Thinking of Investing in an ICO? Read This First

It was only a matter of time. Now that there’s real money in initial coin offerings (ICOs), now that the industry has raised more than $2 billion and even Goldman Sachs has gotten into the game and says the ICO market is “too big to ignore,” it was bound to happen and yesterday it did. The Securities and Exchange Commission brought charges against ICO offerings REcoin (whose tokens are supposedly backed by real estate investments) and DRC World (whose tokens are supposedly backed by diamonds). Both companies are owned and managed by one Maksim Zaslavskiy, and the SEC has frozen the two companies’ assets and Zaslavskiy’s.

The SEC wrote in its press release:

The SEC alleges that Maksim Zaslavskiy and his companies have been selling unregistered securities, and the digital tokens or coins being peddled don’t really exist. According to the SEC’s complaint, investors in REcoin Group Foundation and DRC World (also known as Diamond Reserve Club) have been told they can expect sizeable returns from the companies’ operations when neither has any real operations.

The Feds could find no evidence that REcoin had invested in any real estate or had any plans to, or that DRC World had bought or was planning to buy any diamonds. Not only that, the SEC said, “Zaslavskiy and REcoin allegedly misrepresented they had raised between $2 million and $4 million from investors when the actual amount is approximately $300,000.” Zaslavskiy has not commented publicly on these accusations and the REcoin website appears to not be working, despite an ICO supopsedly in progress until October 7.

Just getting started?

Although this is the first time the SEC has charged a company with ICO-related fraud, it certainly won’t be the last. (In case you’re not sure what it is, here’s a good description of an ICO.) The day before filing charges, SEC Chair Jay Clayton said this: “It would shock me if you don’t see pump-and-dump schemes in the initial coin offering space. This is an area where I’m concerned about what’s going to happen to retail investors.” Indeed, it’s hard to feel that all is well when a cryptocurrency observer creates Dogecoin as a joke, but then investors bid up its market value to $400 million.

Does this mean investing in ICOs is always a bad idea?

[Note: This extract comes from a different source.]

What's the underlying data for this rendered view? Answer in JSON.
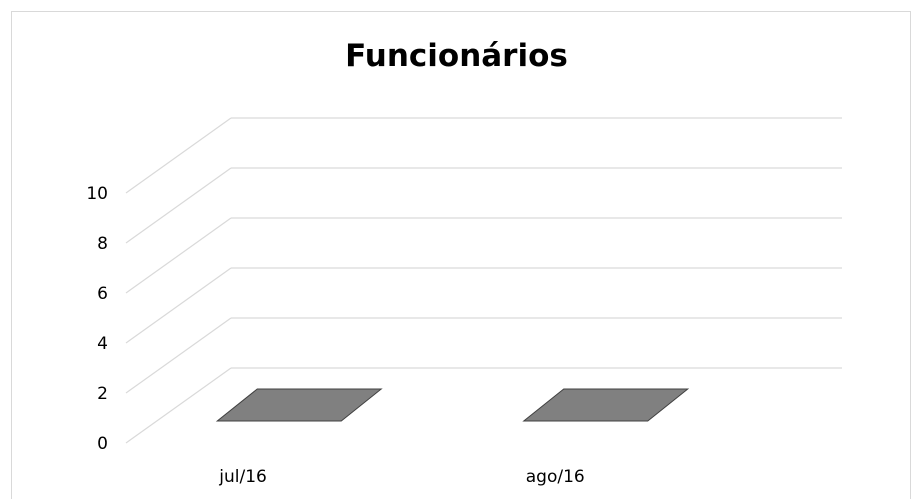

Not necessarily. But they’re different from IPOs in significant ways. First, if you buy shares of a company that’s launched an IPO, you can always sell them on the open market, although if things go badly you might have to accept a significant loss. Second, that company will be expected to adhere to SEC regulations and will also be subject to the thoughtful scrutiny of Wall Street analysts. None of that is true for ICO tokens.

A better way to think about is to look at ICOs as though they were crowdfunding campaigns, except that instead of receiving a product if the campaign succeeds, you’ll instead get an IOU promising you a small piece of the company. It might be a good idea if you do some due diligence first. (Cryptocurrency forums were already abuzz with concerns about REcoin before the SEC made its move.) But you definitely should not invest any money that you can’t afford to lose.